"The cooperative's strategic review being undertaken and the successful implementation of actions to resolve these issues over the next 18 to 24 months will be crucial for Fonterra in retaining the defensive traits that have historically underpinned its strong business profile," analysts Kelly Amato and Leo Park said in their report.
Fonterra last week hiked its forecast farmgate payout to $6.30-6.60 per kilogram of milk solids in the current season, from its December forecast of $6-6.30/kgMS. At the same time, it scaled back its milk collection forecast by 20 million kg to 1,530 million kgMS. That implies farmers will be paid $9.4-10.1 billion compared to $9.3-9.77 billion.
That increased milk price squeezed Fonterra's margins, and prompted it to cut earnings guidance to 15-25 cents per share from 25-35 cents per share. That implies annual earnings of between $242-403 million in the year ending July, compared to the earlier projection of $403-564 million.
Fitch said if the asset sale programme achieves the $800 million reduction in Fonterra's debt, that will lower its debt-to-earnings leverage ratio to a more manageable 2.2 times from about 2.5 times currently by the 2022 financial year. However, if the milk processor doesn't achieve that, it could be in for a rating downgrade.
The ratings agency said a key rating driver is for Fonterra to make sure it meets it debt obligations before paying higher prices to its shareholder-suppliers.
"Nevertheless, adverse business conditions can affect this driver, as highlighted in FY15 when milk payment retention for New Zealand-sourced milk fell to 2 per cent after the cooperative decided not to cut its advance-rate milk payments in line with the decline in global dairy prices to assist farmer-shareholder cash flows."

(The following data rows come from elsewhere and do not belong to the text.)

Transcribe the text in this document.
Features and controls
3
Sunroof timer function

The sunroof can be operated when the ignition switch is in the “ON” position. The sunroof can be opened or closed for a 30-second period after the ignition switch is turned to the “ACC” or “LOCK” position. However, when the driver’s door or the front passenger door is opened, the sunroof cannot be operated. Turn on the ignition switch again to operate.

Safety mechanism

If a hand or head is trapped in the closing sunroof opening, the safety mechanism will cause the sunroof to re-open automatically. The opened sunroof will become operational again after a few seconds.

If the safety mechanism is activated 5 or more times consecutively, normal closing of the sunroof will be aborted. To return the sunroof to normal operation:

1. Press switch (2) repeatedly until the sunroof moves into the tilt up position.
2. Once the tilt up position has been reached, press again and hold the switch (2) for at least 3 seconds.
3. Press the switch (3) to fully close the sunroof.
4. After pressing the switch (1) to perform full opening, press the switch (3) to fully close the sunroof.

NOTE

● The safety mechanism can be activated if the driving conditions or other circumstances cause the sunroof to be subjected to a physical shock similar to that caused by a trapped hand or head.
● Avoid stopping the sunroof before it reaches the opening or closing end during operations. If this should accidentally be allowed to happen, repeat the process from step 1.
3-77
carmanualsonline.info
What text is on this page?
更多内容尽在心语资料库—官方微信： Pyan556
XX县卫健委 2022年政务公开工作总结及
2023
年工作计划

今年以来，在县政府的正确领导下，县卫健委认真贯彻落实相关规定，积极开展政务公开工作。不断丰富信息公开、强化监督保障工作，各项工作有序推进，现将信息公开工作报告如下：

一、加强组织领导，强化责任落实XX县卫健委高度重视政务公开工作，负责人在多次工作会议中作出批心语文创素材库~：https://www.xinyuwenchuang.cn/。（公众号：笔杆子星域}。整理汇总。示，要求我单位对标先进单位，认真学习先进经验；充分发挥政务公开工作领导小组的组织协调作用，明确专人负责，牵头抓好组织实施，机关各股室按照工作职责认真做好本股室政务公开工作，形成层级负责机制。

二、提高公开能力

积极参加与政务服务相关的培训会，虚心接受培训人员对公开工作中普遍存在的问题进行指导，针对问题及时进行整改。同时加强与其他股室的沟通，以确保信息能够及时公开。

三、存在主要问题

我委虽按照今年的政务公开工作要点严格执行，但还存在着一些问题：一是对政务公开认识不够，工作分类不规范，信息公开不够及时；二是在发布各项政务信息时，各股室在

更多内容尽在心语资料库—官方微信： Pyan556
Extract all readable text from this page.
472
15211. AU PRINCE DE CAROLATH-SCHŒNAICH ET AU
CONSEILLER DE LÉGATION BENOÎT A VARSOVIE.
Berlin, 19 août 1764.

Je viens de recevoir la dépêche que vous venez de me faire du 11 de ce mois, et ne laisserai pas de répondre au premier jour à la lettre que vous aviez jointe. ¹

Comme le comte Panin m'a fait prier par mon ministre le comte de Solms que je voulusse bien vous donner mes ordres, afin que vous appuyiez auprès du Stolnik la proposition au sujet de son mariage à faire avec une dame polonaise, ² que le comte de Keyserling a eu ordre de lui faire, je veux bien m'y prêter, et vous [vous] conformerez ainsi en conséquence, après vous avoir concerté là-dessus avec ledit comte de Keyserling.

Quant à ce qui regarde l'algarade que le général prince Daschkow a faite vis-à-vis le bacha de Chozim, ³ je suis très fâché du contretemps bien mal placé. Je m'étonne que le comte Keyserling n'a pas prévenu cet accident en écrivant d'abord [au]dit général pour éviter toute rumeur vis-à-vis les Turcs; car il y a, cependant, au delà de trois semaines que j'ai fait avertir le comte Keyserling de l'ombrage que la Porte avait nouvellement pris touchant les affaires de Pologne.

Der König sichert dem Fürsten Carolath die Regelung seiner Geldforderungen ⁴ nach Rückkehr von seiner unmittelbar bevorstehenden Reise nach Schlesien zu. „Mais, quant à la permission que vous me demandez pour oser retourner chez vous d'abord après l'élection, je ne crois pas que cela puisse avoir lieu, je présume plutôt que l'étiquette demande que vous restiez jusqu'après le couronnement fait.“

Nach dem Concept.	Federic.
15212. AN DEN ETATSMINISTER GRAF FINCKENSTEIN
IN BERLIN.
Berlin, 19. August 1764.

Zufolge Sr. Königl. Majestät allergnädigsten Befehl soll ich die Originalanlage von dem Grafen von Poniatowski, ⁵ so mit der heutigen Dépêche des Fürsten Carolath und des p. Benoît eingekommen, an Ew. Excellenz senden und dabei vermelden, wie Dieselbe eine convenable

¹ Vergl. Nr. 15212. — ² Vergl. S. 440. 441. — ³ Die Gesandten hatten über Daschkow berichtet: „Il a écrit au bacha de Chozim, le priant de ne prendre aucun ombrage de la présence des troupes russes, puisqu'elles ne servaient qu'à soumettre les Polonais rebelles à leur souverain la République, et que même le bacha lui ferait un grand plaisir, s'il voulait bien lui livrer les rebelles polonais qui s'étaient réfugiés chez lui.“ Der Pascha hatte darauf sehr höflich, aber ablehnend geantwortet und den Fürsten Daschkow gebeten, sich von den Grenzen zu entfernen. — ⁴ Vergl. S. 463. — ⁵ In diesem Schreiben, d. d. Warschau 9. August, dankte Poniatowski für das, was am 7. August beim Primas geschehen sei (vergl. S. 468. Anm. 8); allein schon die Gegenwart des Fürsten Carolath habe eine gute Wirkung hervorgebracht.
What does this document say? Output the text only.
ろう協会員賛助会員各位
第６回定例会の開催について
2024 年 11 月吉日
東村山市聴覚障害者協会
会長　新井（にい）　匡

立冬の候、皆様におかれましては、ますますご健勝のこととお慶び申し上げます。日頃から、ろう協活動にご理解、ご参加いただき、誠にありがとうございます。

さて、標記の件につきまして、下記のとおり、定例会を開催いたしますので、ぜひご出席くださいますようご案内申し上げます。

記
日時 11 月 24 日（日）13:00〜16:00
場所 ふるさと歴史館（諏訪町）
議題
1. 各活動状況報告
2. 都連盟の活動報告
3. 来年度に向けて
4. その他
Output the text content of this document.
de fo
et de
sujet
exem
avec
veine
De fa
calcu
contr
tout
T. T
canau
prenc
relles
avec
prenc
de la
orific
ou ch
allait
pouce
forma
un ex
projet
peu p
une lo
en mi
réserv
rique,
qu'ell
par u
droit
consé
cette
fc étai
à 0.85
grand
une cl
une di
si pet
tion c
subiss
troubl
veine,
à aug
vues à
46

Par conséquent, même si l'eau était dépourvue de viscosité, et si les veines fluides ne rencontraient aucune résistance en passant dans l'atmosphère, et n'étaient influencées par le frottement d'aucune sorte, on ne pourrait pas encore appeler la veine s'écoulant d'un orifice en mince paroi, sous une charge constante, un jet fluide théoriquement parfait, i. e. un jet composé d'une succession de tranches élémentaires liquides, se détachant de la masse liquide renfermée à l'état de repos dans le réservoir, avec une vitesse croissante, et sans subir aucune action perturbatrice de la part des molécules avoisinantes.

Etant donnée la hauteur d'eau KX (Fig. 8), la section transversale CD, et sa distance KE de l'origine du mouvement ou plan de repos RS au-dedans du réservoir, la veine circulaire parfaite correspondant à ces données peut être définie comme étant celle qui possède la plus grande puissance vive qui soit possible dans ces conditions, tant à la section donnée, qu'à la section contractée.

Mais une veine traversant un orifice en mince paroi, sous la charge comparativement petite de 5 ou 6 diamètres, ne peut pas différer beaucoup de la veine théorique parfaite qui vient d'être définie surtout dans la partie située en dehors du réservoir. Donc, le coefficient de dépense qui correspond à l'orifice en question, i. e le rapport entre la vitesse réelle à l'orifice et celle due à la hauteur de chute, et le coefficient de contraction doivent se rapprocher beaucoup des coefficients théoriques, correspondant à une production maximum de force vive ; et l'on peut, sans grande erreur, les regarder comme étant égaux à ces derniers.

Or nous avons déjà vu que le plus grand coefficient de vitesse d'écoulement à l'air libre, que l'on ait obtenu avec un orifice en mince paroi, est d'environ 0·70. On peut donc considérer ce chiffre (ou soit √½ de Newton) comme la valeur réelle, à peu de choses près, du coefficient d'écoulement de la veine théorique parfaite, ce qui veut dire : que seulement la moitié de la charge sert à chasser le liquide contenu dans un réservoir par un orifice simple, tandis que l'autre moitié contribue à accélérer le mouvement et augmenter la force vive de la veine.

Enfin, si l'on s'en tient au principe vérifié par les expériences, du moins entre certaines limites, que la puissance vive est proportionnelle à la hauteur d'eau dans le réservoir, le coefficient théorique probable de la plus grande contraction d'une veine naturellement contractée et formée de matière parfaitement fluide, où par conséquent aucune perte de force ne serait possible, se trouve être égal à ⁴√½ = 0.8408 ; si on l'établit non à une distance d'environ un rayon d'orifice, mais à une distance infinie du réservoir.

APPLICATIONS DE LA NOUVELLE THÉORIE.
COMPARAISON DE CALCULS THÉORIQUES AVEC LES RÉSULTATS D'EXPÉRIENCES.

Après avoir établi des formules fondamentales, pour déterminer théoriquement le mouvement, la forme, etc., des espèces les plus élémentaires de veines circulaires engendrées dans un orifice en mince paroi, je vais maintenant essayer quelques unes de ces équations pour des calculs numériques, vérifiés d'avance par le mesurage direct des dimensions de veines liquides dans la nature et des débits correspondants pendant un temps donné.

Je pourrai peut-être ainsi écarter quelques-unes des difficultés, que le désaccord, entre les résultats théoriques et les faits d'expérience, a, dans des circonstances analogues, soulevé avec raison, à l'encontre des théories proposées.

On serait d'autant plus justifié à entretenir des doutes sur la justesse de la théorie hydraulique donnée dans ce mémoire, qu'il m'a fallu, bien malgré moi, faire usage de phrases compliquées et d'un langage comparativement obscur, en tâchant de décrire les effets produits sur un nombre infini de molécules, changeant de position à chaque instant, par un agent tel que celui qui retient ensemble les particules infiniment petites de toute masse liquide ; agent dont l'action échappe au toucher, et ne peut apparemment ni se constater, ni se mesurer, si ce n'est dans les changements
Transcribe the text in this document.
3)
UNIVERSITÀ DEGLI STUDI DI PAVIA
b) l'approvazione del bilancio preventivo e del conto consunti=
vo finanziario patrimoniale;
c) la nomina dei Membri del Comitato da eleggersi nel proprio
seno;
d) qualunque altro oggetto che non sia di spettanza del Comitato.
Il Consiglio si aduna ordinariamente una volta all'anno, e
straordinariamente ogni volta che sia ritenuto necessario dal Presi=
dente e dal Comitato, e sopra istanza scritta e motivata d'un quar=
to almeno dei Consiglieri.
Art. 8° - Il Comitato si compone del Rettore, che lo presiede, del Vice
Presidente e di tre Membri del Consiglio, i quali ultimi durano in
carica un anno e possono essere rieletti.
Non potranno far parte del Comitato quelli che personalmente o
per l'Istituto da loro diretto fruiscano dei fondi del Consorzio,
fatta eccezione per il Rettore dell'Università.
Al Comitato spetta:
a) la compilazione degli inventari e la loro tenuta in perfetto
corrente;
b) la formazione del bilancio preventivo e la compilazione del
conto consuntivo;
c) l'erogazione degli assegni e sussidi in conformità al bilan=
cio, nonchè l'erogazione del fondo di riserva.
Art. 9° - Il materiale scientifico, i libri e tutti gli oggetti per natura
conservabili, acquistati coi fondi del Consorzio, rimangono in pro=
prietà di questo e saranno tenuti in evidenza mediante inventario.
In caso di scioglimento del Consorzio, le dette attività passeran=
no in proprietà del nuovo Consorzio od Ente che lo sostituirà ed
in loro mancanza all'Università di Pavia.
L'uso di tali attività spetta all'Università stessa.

Fitch's key assumptions include the farmgate milk price returning to its long-run average $6/kgMS by the 2020 season, sales prices moving in line with changes to the farmgate milk price, capital spending of $650 million a year between 2019 and 2022, and dividend payments being at the lower end of the payout ratio. The ratings agency also assumes the effective subordination of money owed to milk suppliers between 2019 and 2022.
Fonterra acknowledged the warning, saying its earnings aren't satisfactory and a fundamental change is needed to boost earnings capacity and quality.
"We need stronger earnings to deliver a respectable return on the capital invested in the co-op and a strong balance sheet," chief financial officer Marc Rivers said in a statement. "We are taking a series of proactive steps to make this happen."
Fonterra noted the steps it's taking to shore up its balance sheet, including plans to cut operating costs to its 2016/17 levels. That would see it cut about $130 million from selling and marketing, distribution, administration and other operating costs to about $2.37 billion.